17 Under the heading "CONCLUSION", the Assistant Minister wrote as follows:
56. In considering whether, in light of Mr TUPKOVIC's representations, I was satisfied that there is another reason why the original cancellation decision should be revoked, I have considered the length of time Mr TUPKOVIC has made a positive contribution to the Australian community and the consequences of my decision for his other family members, in particular his father… and his partner….
57. On the other hand, in considering whether I was satisfied that there is another reason why the original decision should be revoked, I gave significant weight to the serious and violent nature of the crimes committed by Mr TUPKOVIC. I am also mindful of the principle that persons who commit serious crimes should expect to forfeit the privilege of remaining in Australia.
58. Further, I find that the Australian community could be exposed to great harm should Mr TUPKOVIC reoffend in a similar fashion. I could not rule out the possibility of further offending by Mr TUPKOVIC.
59. I am cognisant that where great harm could be inflicted on the Australian community even other strong countervailing considerations may be insufficient for me to revoke the decision to cancel the visa, even applying a higher tolerance of criminal conduct by Mr TUPKOVIC, than I otherwise would, because he has lived in Australia from a young age. In this case he arrived as an eight year old child and has lived in Australia for 22 years, nearly his entire life.

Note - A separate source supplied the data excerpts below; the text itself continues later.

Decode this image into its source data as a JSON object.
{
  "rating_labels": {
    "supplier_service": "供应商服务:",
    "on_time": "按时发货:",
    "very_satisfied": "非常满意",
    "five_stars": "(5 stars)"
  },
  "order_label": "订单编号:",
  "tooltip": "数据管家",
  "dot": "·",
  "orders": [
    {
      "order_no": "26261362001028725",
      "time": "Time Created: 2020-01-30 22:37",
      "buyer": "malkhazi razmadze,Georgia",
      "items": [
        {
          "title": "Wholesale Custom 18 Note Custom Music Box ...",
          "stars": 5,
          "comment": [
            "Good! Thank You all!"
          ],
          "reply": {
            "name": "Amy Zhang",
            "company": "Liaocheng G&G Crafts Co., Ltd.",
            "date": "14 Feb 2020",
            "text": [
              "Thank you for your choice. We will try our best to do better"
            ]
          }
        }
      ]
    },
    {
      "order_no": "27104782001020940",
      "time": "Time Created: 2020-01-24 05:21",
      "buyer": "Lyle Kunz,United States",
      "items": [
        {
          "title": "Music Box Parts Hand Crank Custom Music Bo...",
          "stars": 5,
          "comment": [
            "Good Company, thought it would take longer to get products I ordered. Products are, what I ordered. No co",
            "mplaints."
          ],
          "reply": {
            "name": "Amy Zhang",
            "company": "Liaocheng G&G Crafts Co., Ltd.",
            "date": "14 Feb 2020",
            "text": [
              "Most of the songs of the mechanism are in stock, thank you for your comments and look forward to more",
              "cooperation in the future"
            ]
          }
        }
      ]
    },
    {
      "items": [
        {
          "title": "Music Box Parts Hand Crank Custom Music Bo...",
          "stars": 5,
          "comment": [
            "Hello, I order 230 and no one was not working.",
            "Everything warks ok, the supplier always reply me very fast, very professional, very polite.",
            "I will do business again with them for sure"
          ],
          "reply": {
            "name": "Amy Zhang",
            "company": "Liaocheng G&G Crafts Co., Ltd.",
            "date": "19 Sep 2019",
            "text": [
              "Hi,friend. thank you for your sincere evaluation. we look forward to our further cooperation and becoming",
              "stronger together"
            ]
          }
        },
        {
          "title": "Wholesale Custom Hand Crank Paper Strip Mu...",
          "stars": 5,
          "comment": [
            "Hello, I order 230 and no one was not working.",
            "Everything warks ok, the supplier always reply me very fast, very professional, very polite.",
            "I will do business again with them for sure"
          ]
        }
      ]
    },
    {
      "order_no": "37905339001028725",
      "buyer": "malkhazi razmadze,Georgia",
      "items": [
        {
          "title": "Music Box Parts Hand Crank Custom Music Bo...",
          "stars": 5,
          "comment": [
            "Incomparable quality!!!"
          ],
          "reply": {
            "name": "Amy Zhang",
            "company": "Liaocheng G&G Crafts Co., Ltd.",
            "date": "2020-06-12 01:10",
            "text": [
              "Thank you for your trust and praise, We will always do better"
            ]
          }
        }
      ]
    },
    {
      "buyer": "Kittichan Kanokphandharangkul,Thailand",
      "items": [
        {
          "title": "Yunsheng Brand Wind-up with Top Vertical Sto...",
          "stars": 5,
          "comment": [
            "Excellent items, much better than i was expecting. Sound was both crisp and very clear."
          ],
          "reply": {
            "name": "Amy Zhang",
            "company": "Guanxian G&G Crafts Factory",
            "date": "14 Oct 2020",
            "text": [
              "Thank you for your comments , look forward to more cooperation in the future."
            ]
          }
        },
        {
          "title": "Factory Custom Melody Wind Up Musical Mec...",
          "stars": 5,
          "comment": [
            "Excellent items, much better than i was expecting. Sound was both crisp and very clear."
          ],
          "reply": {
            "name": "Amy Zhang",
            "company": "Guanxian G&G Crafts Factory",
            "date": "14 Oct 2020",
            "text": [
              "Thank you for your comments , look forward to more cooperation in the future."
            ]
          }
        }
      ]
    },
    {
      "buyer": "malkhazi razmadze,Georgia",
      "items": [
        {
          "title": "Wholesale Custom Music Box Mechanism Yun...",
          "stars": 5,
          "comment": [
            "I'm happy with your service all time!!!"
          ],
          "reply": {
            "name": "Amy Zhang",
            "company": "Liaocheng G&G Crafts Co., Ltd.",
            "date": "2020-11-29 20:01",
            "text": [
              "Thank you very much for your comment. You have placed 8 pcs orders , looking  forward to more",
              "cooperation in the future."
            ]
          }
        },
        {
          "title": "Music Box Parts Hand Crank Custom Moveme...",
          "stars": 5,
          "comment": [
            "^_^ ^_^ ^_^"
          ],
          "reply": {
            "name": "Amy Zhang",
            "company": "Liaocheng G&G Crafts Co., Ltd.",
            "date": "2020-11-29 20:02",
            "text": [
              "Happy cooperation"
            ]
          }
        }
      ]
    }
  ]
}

60. In reaching my decision about whether I am satisfied that there is another reason why the original decision should be revoked, I concluded that Mr TUPKOVIC represents an unacceptable risk of harm to the Australian community and that the protection of the Australian community outweighed any other considerations as described above. This included his lengthy residence in Australia, international non refoulement obligations, employment, and the hardship Mr TUPKOVIC, his family and social networks will endure in the event the original decision is not revoked.
61. Having given full consideration to all of these matters, I am not satisfied, for the purposes (sic) s501CA(4)(b)(ii), that there is another reason why the original decision to cancel Mr TUPKOVIC's visa should be revoked. Accordingly, I have decided not to revoke the original decision to cancel Mr TUPKOVIC's Class BF Transitional (Permanent) visa.